Rest, breathe and relax
Even when you’re on a roll, it’s essential that you give your body time to rest. Recuperating is just as essential as training, as your muscles need replenishing, and your body needs to regain all its strength. To avoid putting too much strain on your body, always alternate high-speed days with lighter training days, or even rest days: taking some time to relax and recover will do wonders for your fitness and your motivation.
Dress for Success
A marathon outfit needs to be comfortable, and withstand the elements for the duration of the race: for example, you can expect your body to go through extreme contrasts of temperature, from cold in the pre and early stages of the race, to very hot once you get into your stride. A seamlessly constructed top will help you reduce friction, and sweat wicking shorts will give you breathability and protection. It’s not just your body that will be uncomfortable though, as you will probably experience sore eyes, as you will dehydrated and constantly focusing on the path before you. If you wear glasses, think about wearing contact lenses for the duration of the race, as they will feel more comfortable than your specs. Online contact lens retailers like NextDayLenses.com offers next day delivery – one less thing for you to worry about!
Don’t fear the long walk
Congratulations! You’ve finished the marathon, you’re feeling jubilant, but all your body wants to do is crawl into bed and sleep for days. However, there’s one more challenge you still have to face: the walk from the finish line to the area where runners are allowed to relax. Although this simple stroll may feel like torture, it’s actually a blessing in disguise. Organizers design the post-race walk to help runners flush out the lactic acid in their bodies, and gradually get back to a resting state.
Relax and Recuperate
Once you’ve conquered the marathon, it’s important that you resume your training one step at a time, and avoid running long distances for a while. It typically takes a minimum of two to three weeks for the body to fully recover from the strain of running 26 miles, and if you push yourself too hard, you may increase your risk of injury. Experts advise resting one day for every mile you run in marathon, so you should steer clear of heavy running for at least 26 days. As 1972 Olympic marathon gold medallist Frank Shorter once said: “You’re not ready to run another marathon until you’ve forgotten the last one”.

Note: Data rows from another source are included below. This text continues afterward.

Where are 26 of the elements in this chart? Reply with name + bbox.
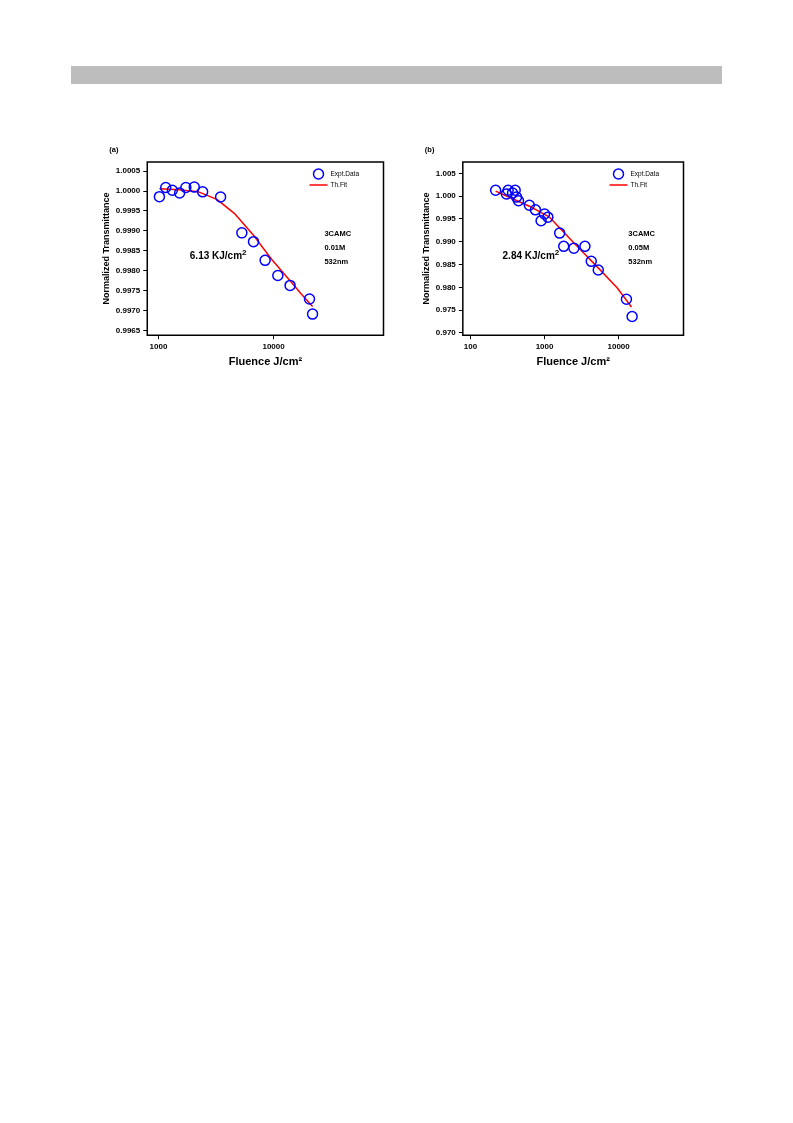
x-tick-label: 10000	[262, 342, 286, 352]
y-tick-label: 0.9990	[115, 226, 141, 236]
y-tick-label: 0.975	[435, 305, 457, 315]
y-axis-title: Normalized Transmittance	[420, 192, 431, 305]
y-tick-label: 0.9985	[115, 245, 141, 255]
y-tick-label: 1.0005	[115, 166, 141, 176]
x-tick-label: 100	[463, 342, 478, 352]
x-tick-label: 1000	[149, 342, 168, 352]
y-tick-label: 0.9995	[115, 206, 141, 216]
x-tick-label: 1000	[535, 342, 554, 352]
x-tick-label: 10000	[607, 342, 631, 352]
y-tick-label: 0.9980	[115, 265, 141, 275]
y-tick-label: 0.980	[435, 282, 457, 292]
y-tick-label: 1.0000	[115, 186, 141, 196]
x-axis-title: Fluence J/cm²	[228, 355, 303, 368]
y-tick-label: 0.995	[435, 214, 457, 224]
y-tick-label: 0.990	[435, 236, 457, 246]
y-tick-label: 0.970	[435, 328, 457, 338]
y-tick-label: 0.9975	[115, 285, 141, 295]
y-tick-label: 0.9970	[115, 305, 141, 315]
y-tick-label: 1.000	[435, 191, 457, 201]
y-tick-label: 1.005	[435, 168, 457, 178]
y-tick-label: 0.9965	[115, 325, 141, 335]
y-tick-label: 0.985	[435, 259, 457, 269]
x-axis-title: Fluence J/cm²	[536, 355, 611, 368]
y-axis-title: Normalized Transmittance	[100, 192, 111, 305]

No one knows who once said “the thirst you feel in your throat and lungs will be gone minutes after the race is over, the pain in your legs within days, but the glory of your finish will last forever”, but this quote is definitely a mantra for many marathon runners. Remember to take it easy, train responsibly, dress appropriately, and revel in the glory of running 26 miles: regardless of your ranking, you’re achieving a great result, and have worked hard for it. Most importantly, good luck – it will all be worth it in the end!